Reportedly Japan's first 3-D horror film, the largely loathed THE SHOCK LABYRINTH took three years to get a straight to-DVD/Blu-ray release in the US (there's also a 3-D Blu-ray available).  Directed by J-horror auteur Takashi Shimizu (JU-ON, THE GRUDGE, MAREBITO), THE SHOCK LABYRINTH has proven wildly unpopular with horror fans, whose comments on IMDb (where it has an average rating of 3.9 out of 10) essentially dismiss it as  "JU-ON for the under-12 set." THE SHOCK LABYRINTH's biggest crime seems to be that it's not the film Shimizu's fans wanted it to be.  In a time-fractured narrative, college-aged Ken (Yuya Yagira) is visiting childhood friends and couple Motoko (Ryo Katsuji) and blind Rin (Ai Maeda), when they get an unexpected visit from Yuki (Misako Renbutsu).  Yuki is in hospital garb and disoriented, and they haven't seen her in ten years.  They aren't even sure it's her.  They take Yuki to her sister Miyu (Erina Mizuno), who can't believe she's seeing Yuki, and their mother, who seems to have lost all connection with reality, doesn't even acknowledge she's there.  When Yuki is injured, they take her to the nearest hospital, which they find almost completely abandoned except for the audible sound of children playing somewhere.  Shimizu then cuts to five children at an amusement park ten years earlier.  They go into the Shock Labyrinth, an abandoned funhouse, and encounter...themselves ten years later, in the abandoned hospital.  Past and present continue to overlap as they piece together what happened in the Shock Labyrinth ten years earlier, and figure out why they've been drawn to this place to encounter the childhood versions of themselves.

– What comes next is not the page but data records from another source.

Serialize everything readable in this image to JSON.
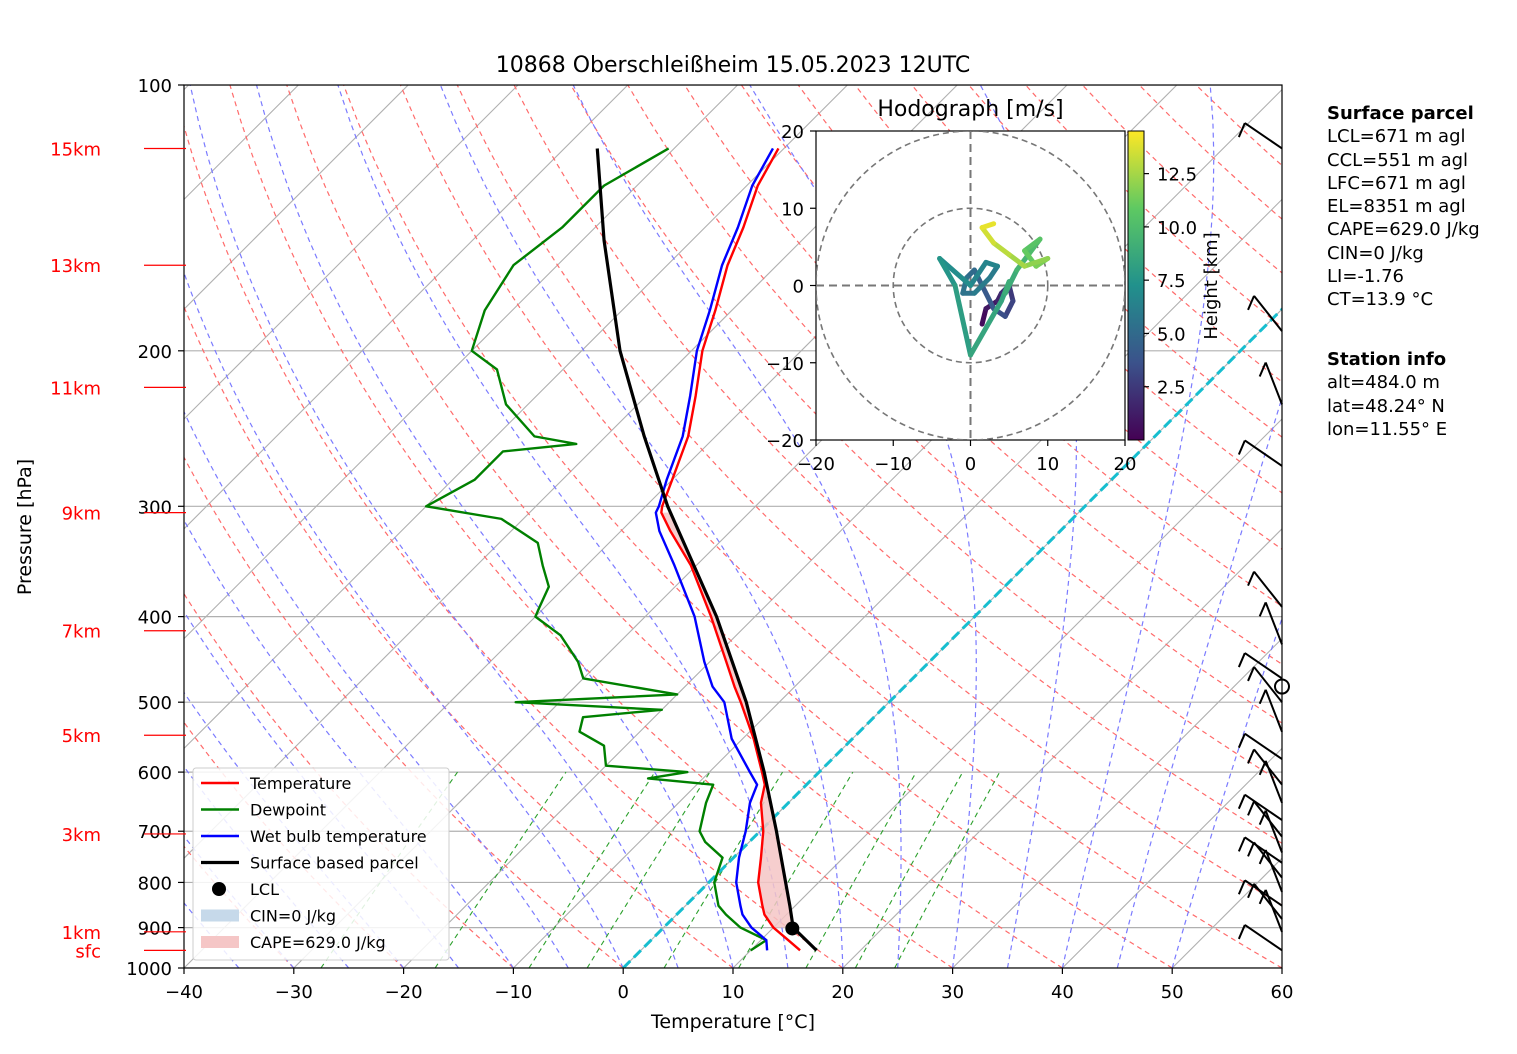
{
  "chart_data": {
    "type": "line",
    "title": "10868 Oberschleißheim 15.05.2023 12UTC",
    "xlabel": "Temperature [°C]",
    "ylabel": "Pressure [hPa]",
    "xlim": [
      -40,
      60
    ],
    "ylim": [
      1000,
      100
    ],
    "y_scale": "log",
    "skew": "skew-T",
    "grid": true,
    "xticks": [
      "−40",
      "−30",
      "−20",
      "−10",
      "0",
      "10",
      "20",
      "30",
      "40",
      "50",
      "60"
    ],
    "yticks": [
      "100",
      "200",
      "300",
      "400",
      "500",
      "600",
      "700",
      "800",
      "900",
      "1000"
    ],
    "height_labels": [
      {
        "label": "sfc",
        "p": 955
      },
      {
        "label": "1km",
        "p": 910
      },
      {
        "label": "3km",
        "p": 705
      },
      {
        "label": "5km",
        "p": 545
      },
      {
        "label": "7km",
        "p": 415
      },
      {
        "label": "9km",
        "p": 305
      },
      {
        "label": "11km",
        "p": 220
      },
      {
        "label": "13km",
        "p": 160
      },
      {
        "label": "15km",
        "p": 118
      }
    ],
    "series": [
      {
        "name": "Temperature",
        "color": "#ff0000",
        "points": [
          [
            955,
            14.5
          ],
          [
            930,
            12.5
          ],
          [
            900,
            10.0
          ],
          [
            870,
            8.0
          ],
          [
            850,
            7.0
          ],
          [
            800,
            4.5
          ],
          [
            750,
            2.5
          ],
          [
            700,
            0.3
          ],
          [
            650,
            -2.5
          ],
          [
            620,
            -3.8
          ],
          [
            600,
            -5.2
          ],
          [
            550,
            -9.0
          ],
          [
            500,
            -13.5
          ],
          [
            480,
            -15.5
          ],
          [
            450,
            -18.5
          ],
          [
            400,
            -24.0
          ],
          [
            350,
            -30.5
          ],
          [
            320,
            -35.5
          ],
          [
            305,
            -38.0
          ],
          [
            300,
            -38.5
          ],
          [
            280,
            -40.0
          ],
          [
            250,
            -42.5
          ],
          [
            225,
            -45.5
          ],
          [
            200,
            -49.0
          ],
          [
            180,
            -51.5
          ],
          [
            160,
            -54.5
          ],
          [
            145,
            -56.5
          ],
          [
            130,
            -59.0
          ],
          [
            118,
            -60.5
          ]
        ]
      },
      {
        "name": "Dewpoint",
        "color": "#008000",
        "points": [
          [
            955,
            10.0
          ],
          [
            930,
            10.5
          ],
          [
            900,
            7.0
          ],
          [
            870,
            4.5
          ],
          [
            850,
            3.0
          ],
          [
            800,
            0.5
          ],
          [
            750,
            -1.0
          ],
          [
            720,
            -4.0
          ],
          [
            700,
            -5.5
          ],
          [
            650,
            -7.5
          ],
          [
            620,
            -8.5
          ],
          [
            610,
            -15.0
          ],
          [
            600,
            -12.0
          ],
          [
            590,
            -20.0
          ],
          [
            560,
            -22.0
          ],
          [
            540,
            -25.5
          ],
          [
            520,
            -26.5
          ],
          [
            510,
            -20.0
          ],
          [
            500,
            -34.0
          ],
          [
            490,
            -20.0
          ],
          [
            470,
            -30.0
          ],
          [
            450,
            -32.0
          ],
          [
            420,
            -36.0
          ],
          [
            400,
            -40.0
          ],
          [
            390,
            -40.5
          ],
          [
            370,
            -41.5
          ],
          [
            350,
            -44.0
          ],
          [
            330,
            -46.5
          ],
          [
            310,
            -52.0
          ],
          [
            300,
            -60.0
          ],
          [
            280,
            -58.0
          ],
          [
            260,
            -58.0
          ],
          [
            255,
            -52.0
          ],
          [
            250,
            -56.5
          ],
          [
            230,
            -62.0
          ],
          [
            210,
            -66.0
          ],
          [
            200,
            -70.0
          ],
          [
            180,
            -72.5
          ],
          [
            160,
            -74.0
          ],
          [
            145,
            -73.0
          ],
          [
            130,
            -73.0
          ],
          [
            118,
            -70.5
          ]
        ]
      },
      {
        "name": "Wet bulb temperature",
        "color": "#0000ff",
        "points": [
          [
            955,
            11.5
          ],
          [
            930,
            10.5
          ],
          [
            900,
            8.0
          ],
          [
            870,
            6.0
          ],
          [
            850,
            5.0
          ],
          [
            800,
            2.5
          ],
          [
            750,
            0.5
          ],
          [
            700,
            -1.3
          ],
          [
            650,
            -3.5
          ],
          [
            620,
            -4.5
          ],
          [
            600,
            -6.3
          ],
          [
            550,
            -11.0
          ],
          [
            500,
            -15.0
          ],
          [
            480,
            -17.5
          ],
          [
            450,
            -20.5
          ],
          [
            400,
            -25.5
          ],
          [
            350,
            -32.0
          ],
          [
            320,
            -36.5
          ],
          [
            305,
            -38.5
          ],
          [
            300,
            -38.8
          ],
          [
            280,
            -40.5
          ],
          [
            250,
            -43.0
          ],
          [
            225,
            -46.0
          ],
          [
            200,
            -49.5
          ],
          [
            180,
            -52.0
          ],
          [
            160,
            -55.0
          ],
          [
            145,
            -57.0
          ],
          [
            130,
            -59.5
          ],
          [
            118,
            -61.0
          ]
        ]
      },
      {
        "name": "Surface based parcel",
        "color": "#000000",
        "points": [
          [
            955,
            16.0
          ],
          [
            900,
            11.8
          ],
          [
            850,
            9.5
          ],
          [
            800,
            7.0
          ],
          [
            700,
            1.5
          ],
          [
            600,
            -5.0
          ],
          [
            500,
            -13.0
          ],
          [
            400,
            -23.5
          ],
          [
            300,
            -38.0
          ],
          [
            250,
            -46.5
          ],
          [
            200,
            -56.5
          ],
          [
            150,
            -68.0
          ],
          [
            118,
            -77.0
          ]
        ]
      }
    ],
    "lcl": {
      "name": "LCL",
      "p": 902,
      "t": 11.8
    },
    "legend": {
      "position": "lower-left",
      "entries": [
        {
          "label": "Temperature",
          "color": "#ff0000",
          "kind": "line"
        },
        {
          "label": "Dewpoint",
          "color": "#008000",
          "kind": "line"
        },
        {
          "label": "Wet bulb temperature",
          "color": "#0000ff",
          "kind": "line"
        },
        {
          "label": "Surface based parcel",
          "color": "#000000",
          "kind": "line"
        },
        {
          "label": "LCL",
          "color": "#000000",
          "kind": "dot"
        },
        {
          "label": "CIN=0 J/kg",
          "color": "#c6d9ea",
          "kind": "patch"
        },
        {
          "label": "CAPE=629.0 J/kg",
          "color": "#f5c6c6",
          "kind": "patch"
        }
      ]
    },
    "hodograph": {
      "title": "Hodograph [m/s]",
      "xlim": [
        -20,
        20
      ],
      "ylim": [
        -20,
        20
      ],
      "xticks": [
        "−20",
        "−10",
        "0",
        "10",
        "20"
      ],
      "yticks": [
        "20",
        "10",
        "0",
        "−10",
        "−20"
      ],
      "colorbar_label": "Height [km]",
      "colorbar_ticks": [
        "2.5",
        "5.0",
        "7.5",
        "10.0",
        "12.5"
      ],
      "rings": [
        10,
        20
      ],
      "points": [
        [
          1.5,
          -5.0,
          0.5
        ],
        [
          2.0,
          -3.0,
          1.0
        ],
        [
          3.5,
          -2.0,
          1.5
        ],
        [
          4.0,
          -1.0,
          2.0
        ],
        [
          5.0,
          0.0,
          2.5
        ],
        [
          5.5,
          -2.0,
          3.0
        ],
        [
          4.5,
          -4.0,
          3.5
        ],
        [
          3.0,
          -3.0,
          4.0
        ],
        [
          1.5,
          0.0,
          4.5
        ],
        [
          0.5,
          2.0,
          5.0
        ],
        [
          -0.5,
          1.0,
          5.5
        ],
        [
          -1.0,
          -1.0,
          5.5
        ],
        [
          0.5,
          -1.0,
          6.0
        ],
        [
          2.5,
          1.0,
          6.0
        ],
        [
          3.5,
          2.5,
          6.5
        ],
        [
          2.0,
          3.0,
          6.5
        ],
        [
          0.0,
          0.0,
          7.0
        ],
        [
          -4.0,
          3.5,
          7.5
        ],
        [
          -2.0,
          0.0,
          8.0
        ],
        [
          0.0,
          -9.0,
          8.5
        ],
        [
          4.0,
          -2.0,
          8.5
        ],
        [
          5.0,
          0.5,
          9.0
        ],
        [
          4.5,
          -1.0,
          9.0
        ],
        [
          6.0,
          2.0,
          9.5
        ],
        [
          7.5,
          4.0,
          10.0
        ],
        [
          9.0,
          6.0,
          10.5
        ],
        [
          7.0,
          4.5,
          11.0
        ],
        [
          8.5,
          2.5,
          11.5
        ],
        [
          10.0,
          3.5,
          12.0
        ],
        [
          7.0,
          2.5,
          12.5
        ],
        [
          5.0,
          4.0,
          13.0
        ],
        [
          3.0,
          5.5,
          13.5
        ],
        [
          1.5,
          7.5,
          14.0
        ],
        [
          3.0,
          8.0,
          14.5
        ]
      ]
    },
    "wind_barbs_count": 25
  },
  "surface_parcel": {
    "title": "Surface parcel",
    "lines": [
      "LCL=671 m agl",
      "CCL=551 m agl",
      "LFC=671 m agl",
      "EL=8351 m agl",
      "CAPE=629.0 J/kg",
      "CIN=0 J/kg",
      "LI=-1.76",
      "CT=13.9 °C"
    ]
  },
  "station_info": {
    "title": "Station info",
    "lines": [
      "alt=484.0 m",
      "lat=48.24° N",
      "lon=11.55° E"
    ]
  }
}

There's not much here that's overtly scary (depending on how terrified you are of a stuffed toy rabbit that seems to get around on its own), but Shimizu is focused more on mood than shocks.  Though he eventually caves to some iconic J-horror elements here and there, Shimizu's use of garish red and blue lighting, surreal imagery, creepy mannequins and animatronic funhouse figures, and a ghostly girl in a white dress indicate a very intentional homage to both Mario Bava and Dario Argento.  There's audio and visual shout-outs to Argento's INFERNO, PHENOMENA, and SUSPIRIA and Bava's KILL, BABY...KILL! and LISA AND THE DEVIL just to name a few.  So, fans may have wanted another JU-ON, but that's not THE SHOCK LABYRINTH's motive.  There's almost no gore, but it does get a bit intense near the end.  While the final reveal isn't exactly a shocker, THE SHOCK LABYRINTH is one of Shimizu's most interesting projects, and one not at all deserving of the derision that's been heaped upon it. (Unrated, 89 mins).